Nicolas Bonet, d’ailleurs, poursuit son œuvre ; ce qu’il a dit du lieu et du temps, on en peut aussi bien reconnaître la vérité lorsqu’on examine les mesures du géomètre. Pour mesurer des longueurs, il faut une longueur fixe. Où se trouve l’étalon qui garde cette longueur invariable ? Cette règle de bois que nous appelons un pied, a-t-elle aujourd’hui même longueur qu’hier ? Quelle certitude en avons-nous ? La longueur immuable, répond Bonet, elle n’existe en aucune barre concrète de bois et de pierre, mais dans une figure, abstraite de toute matière, que le géomètre conçoit et de laquelle il raisonne.

Ainsi, en tout ordre de grandeurs, l’unité, l’étalon n’est pas une chose qui existe, d’existence réelle, hors de notre esprit ; c’est une abstraction qui n’a que l’existence conceptuelle au sein de notre esprit.

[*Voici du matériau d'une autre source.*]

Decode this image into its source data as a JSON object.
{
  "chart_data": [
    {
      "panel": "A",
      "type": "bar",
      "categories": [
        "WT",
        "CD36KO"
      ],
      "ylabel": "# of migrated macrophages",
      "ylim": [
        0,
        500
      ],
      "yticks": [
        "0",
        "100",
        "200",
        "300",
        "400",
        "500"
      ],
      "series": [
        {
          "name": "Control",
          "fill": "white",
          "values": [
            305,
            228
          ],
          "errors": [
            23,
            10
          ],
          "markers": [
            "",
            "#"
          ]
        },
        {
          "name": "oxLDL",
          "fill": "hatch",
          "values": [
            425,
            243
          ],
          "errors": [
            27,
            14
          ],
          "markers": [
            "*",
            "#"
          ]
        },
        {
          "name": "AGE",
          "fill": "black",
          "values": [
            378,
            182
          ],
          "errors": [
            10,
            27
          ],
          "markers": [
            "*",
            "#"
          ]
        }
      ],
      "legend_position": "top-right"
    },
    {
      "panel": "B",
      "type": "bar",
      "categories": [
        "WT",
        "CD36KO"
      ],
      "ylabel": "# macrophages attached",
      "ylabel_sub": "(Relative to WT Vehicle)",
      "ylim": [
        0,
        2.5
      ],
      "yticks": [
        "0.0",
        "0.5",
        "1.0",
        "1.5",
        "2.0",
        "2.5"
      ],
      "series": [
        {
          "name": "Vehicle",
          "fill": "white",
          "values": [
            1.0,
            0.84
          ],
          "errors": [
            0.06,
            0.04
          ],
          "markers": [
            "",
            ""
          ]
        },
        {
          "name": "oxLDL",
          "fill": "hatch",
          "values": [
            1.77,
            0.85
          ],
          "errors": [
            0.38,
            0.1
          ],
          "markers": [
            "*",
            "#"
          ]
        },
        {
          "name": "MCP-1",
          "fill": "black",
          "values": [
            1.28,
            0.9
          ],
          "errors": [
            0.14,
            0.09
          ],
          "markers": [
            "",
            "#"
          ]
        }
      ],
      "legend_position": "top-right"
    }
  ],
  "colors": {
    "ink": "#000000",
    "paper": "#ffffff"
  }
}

« Tous les philosophes[1], tant anciens que modernes, s’accordent à déclarer que l’unité est indivisible, car être un, c’est être individu. Mais ici, remarquez avec soin que cela s’entend selon la considération mathématique, en tant que l’unité est abstraite de toute matière sensible, Sinon, il ne serait pas vrai que l’unité fût absolument indivisible ; en effet, l’unité par laquelle un morceau de bois est un, qui a son support dans le bois (quæ subjective est in ligno), peut être divisée par l’effet de la division du bois, tout comme les autres accidents du bois ; de même que le morceau de bois se laisse diviser en morceaux de bois, de même l’unité du morceau de bois se laisse subdiviser en d’autres unités. Mais si on la considère au point de vue mathématique[2], l’unité est indivisible, et être un, c’est être individu. »

L’unité n’est donc vraiment unité que pour le mathématicien qui la conçoit séparée de toute matière sensible ; elle ne peut être réalisée sans cesser d’être unité.

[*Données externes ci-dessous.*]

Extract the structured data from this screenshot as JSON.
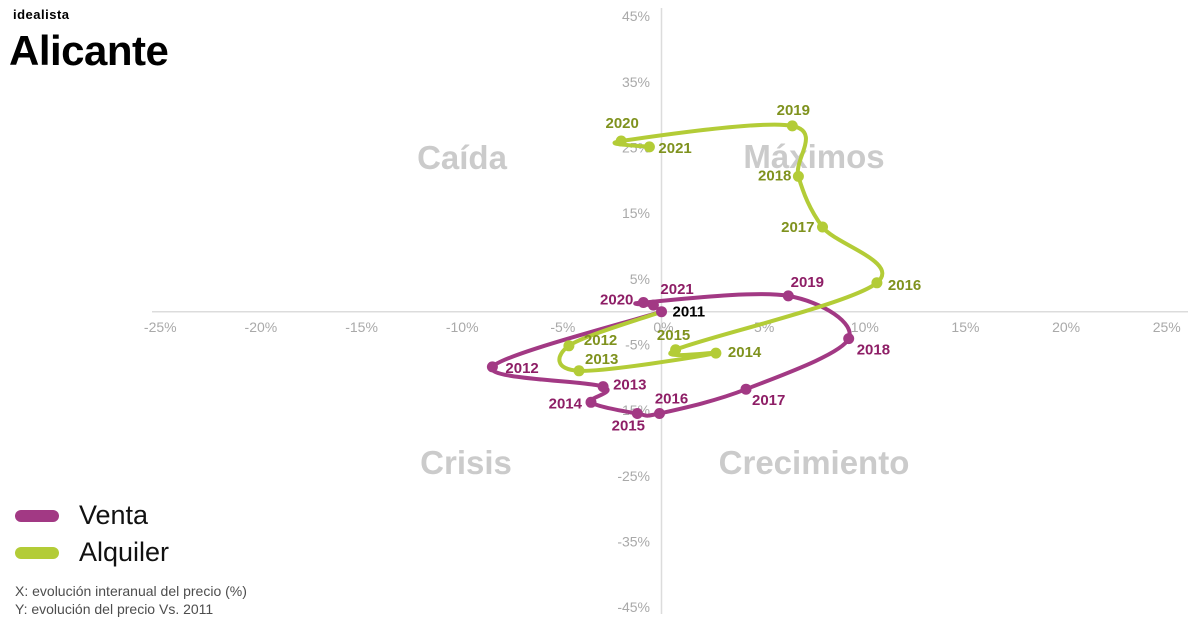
{
  "header": {
    "logo": "idealista",
    "title": "Alicante"
  },
  "quadrants": {
    "top_left": "Caída",
    "top_right": "Máximos",
    "bottom_left": "Crisis",
    "bottom_right": "Crecimiento"
  },
  "legend": [
    {
      "id": "venta",
      "label": "Venta",
      "color": "#a23984"
    },
    {
      "id": "alquiler",
      "label": "Alquiler",
      "color": "#b3cc37"
    }
  ],
  "footnotes": {
    "x": "X: evolución interanual del precio (%)",
    "y": "Y: evolución del precio Vs. 2011"
  },
  "colors": {
    "axis_line": "#dcdcdc",
    "tick_text": "#a9a9a9",
    "watermark": "#cbcbcb"
  },
  "chart_data": {
    "type": "line",
    "title": "Alicante",
    "xlabel": "evolución interanual del precio (%)",
    "ylabel": "evolución del precio Vs. 2011",
    "xlim": [
      -25,
      25
    ],
    "ylim": [
      -45,
      45
    ],
    "grid": false,
    "legend_position": "bottom-left",
    "x_ticks": [
      {
        "v": -25,
        "label": "-25%"
      },
      {
        "v": -20,
        "label": "-20%"
      },
      {
        "v": -15,
        "label": "-15%"
      },
      {
        "v": -10,
        "label": "-10%"
      },
      {
        "v": -5,
        "label": "-5%"
      },
      {
        "v": 0,
        "label": "0%"
      },
      {
        "v": 5,
        "label": "5%"
      },
      {
        "v": 10,
        "label": "10%"
      },
      {
        "v": 15,
        "label": "15%"
      },
      {
        "v": 20,
        "label": "20%"
      },
      {
        "v": 25,
        "label": "25%"
      }
    ],
    "y_ticks": [
      {
        "v": 45,
        "label": "45%"
      },
      {
        "v": 35,
        "label": "35%"
      },
      {
        "v": 25,
        "label": "25%"
      },
      {
        "v": 15,
        "label": "15%"
      },
      {
        "v": 5,
        "label": "5%"
      },
      {
        "v": -5,
        "label": "-5%"
      },
      {
        "v": -15,
        "label": "-15%"
      },
      {
        "v": -25,
        "label": "-25%"
      },
      {
        "v": -35,
        "label": "-35%"
      },
      {
        "v": -45,
        "label": "-45%"
      }
    ],
    "series": [
      {
        "name": "Venta",
        "color": "#a23984",
        "label_color": "#8e1e66",
        "points": [
          {
            "year": "2011",
            "x": 0,
            "y": 0,
            "dot": true,
            "label": {
              "anchor": "start",
              "dx": 11,
              "dy": 5,
              "color": "#000000"
            }
          },
          {
            "year": "2012",
            "x": -8.4,
            "y": -8.4,
            "dot": true,
            "label": {
              "anchor": "start",
              "dx": 13,
              "dy": 6
            }
          },
          {
            "year": "2013",
            "x": -2.9,
            "y": -11.4,
            "dot": true,
            "label": {
              "anchor": "start",
              "dx": 10,
              "dy": 3
            }
          },
          {
            "year": "2014",
            "x": -3.5,
            "y": -13.8,
            "dot": true,
            "label": {
              "anchor": "end",
              "dx": -9,
              "dy": 6
            }
          },
          {
            "year": "2015",
            "x": -1.2,
            "y": -15.5,
            "dot": true,
            "label": {
              "anchor": "middle",
              "dx": -9,
              "dy": 17
            }
          },
          {
            "year": "2016",
            "x": -0.1,
            "y": -15.5,
            "dot": true,
            "label": {
              "anchor": "middle",
              "dx": 12,
              "dy": -10
            }
          },
          {
            "year": "2017",
            "x": 4.2,
            "y": -11.8,
            "dot": true,
            "label": {
              "anchor": "start",
              "dx": 6,
              "dy": 16
            }
          },
          {
            "year": "2018",
            "x": 9.3,
            "y": -4.1,
            "dot": true,
            "label": {
              "anchor": "start",
              "dx": 8,
              "dy": 16
            }
          },
          {
            "year": "2019",
            "x": 6.3,
            "y": 2.4,
            "dot": true,
            "label": {
              "anchor": "middle",
              "dx": 19,
              "dy": -9
            }
          },
          {
            "year": "2020",
            "x": -0.9,
            "y": 1.4,
            "dot": true,
            "label": {
              "anchor": "end",
              "dx": -10,
              "dy": 2
            }
          },
          {
            "year": "2021",
            "x": -0.4,
            "y": 1.0,
            "dot": true,
            "label": {
              "anchor": "start",
              "dx": 7,
              "dy": -11
            }
          }
        ]
      },
      {
        "name": "Alquiler",
        "color": "#b3cc37",
        "label_color": "#7f921e",
        "points": [
          {
            "year": "2011",
            "x": 0,
            "y": 0,
            "dot": false,
            "label": null
          },
          {
            "year": "2012",
            "x": -4.6,
            "y": -5.2,
            "dot": true,
            "label": {
              "anchor": "start",
              "dx": 15,
              "dy": -1
            }
          },
          {
            "year": "2013",
            "x": -4.1,
            "y": -9.0,
            "dot": true,
            "label": {
              "anchor": "start",
              "dx": 6,
              "dy": -7
            }
          },
          {
            "year": "2014",
            "x": 2.7,
            "y": -6.3,
            "dot": true,
            "label": {
              "anchor": "start",
              "dx": 12,
              "dy": 4
            }
          },
          {
            "year": "2015",
            "x": 0.7,
            "y": -5.8,
            "dot": true,
            "label": {
              "anchor": "middle",
              "dx": -2,
              "dy": -10
            }
          },
          {
            "year": "2016",
            "x": 10.7,
            "y": 4.4,
            "dot": true,
            "label": {
              "anchor": "start",
              "dx": 11,
              "dy": 7
            }
          },
          {
            "year": "2017",
            "x": 8.0,
            "y": 12.9,
            "dot": true,
            "label": {
              "anchor": "end",
              "dx": -8,
              "dy": 5
            }
          },
          {
            "year": "2018",
            "x": 6.8,
            "y": 20.6,
            "dot": true,
            "label": {
              "anchor": "end",
              "dx": -7,
              "dy": 4
            }
          },
          {
            "year": "2019",
            "x": 6.5,
            "y": 28.3,
            "dot": true,
            "label": {
              "anchor": "middle",
              "dx": 1,
              "dy": -11
            }
          },
          {
            "year": "2020",
            "x": -2.0,
            "y": 26.0,
            "dot": true,
            "label": {
              "anchor": "middle",
              "dx": 1,
              "dy": -13
            }
          },
          {
            "year": "2021",
            "x": -0.6,
            "y": 25.1,
            "dot": true,
            "label": {
              "anchor": "start",
              "dx": 9,
              "dy": 6
            }
          }
        ]
      }
    ]
  }
}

Et il en est ainsi même du nombre entier. Si le nombre dix demeure toujours un seul et même nombre dix, qu’il se trouve réalisé dans une troupe de dix chevaux ou dans une meute de dix chiens, c’est parce qu’il est un nombre abstrait. Dès là qu’on le veut tirer de l’existence purement conceptuelle, à l’existence

  1. Nicolai Boneti Tractatus de prædicamentis, libellus de quantitate, cap. XIII ; ms. no 16.132, fol. 159, col. d.
  2. Au lieu de : mathematice, le texte, par une erreur évidente porte : metaphysice.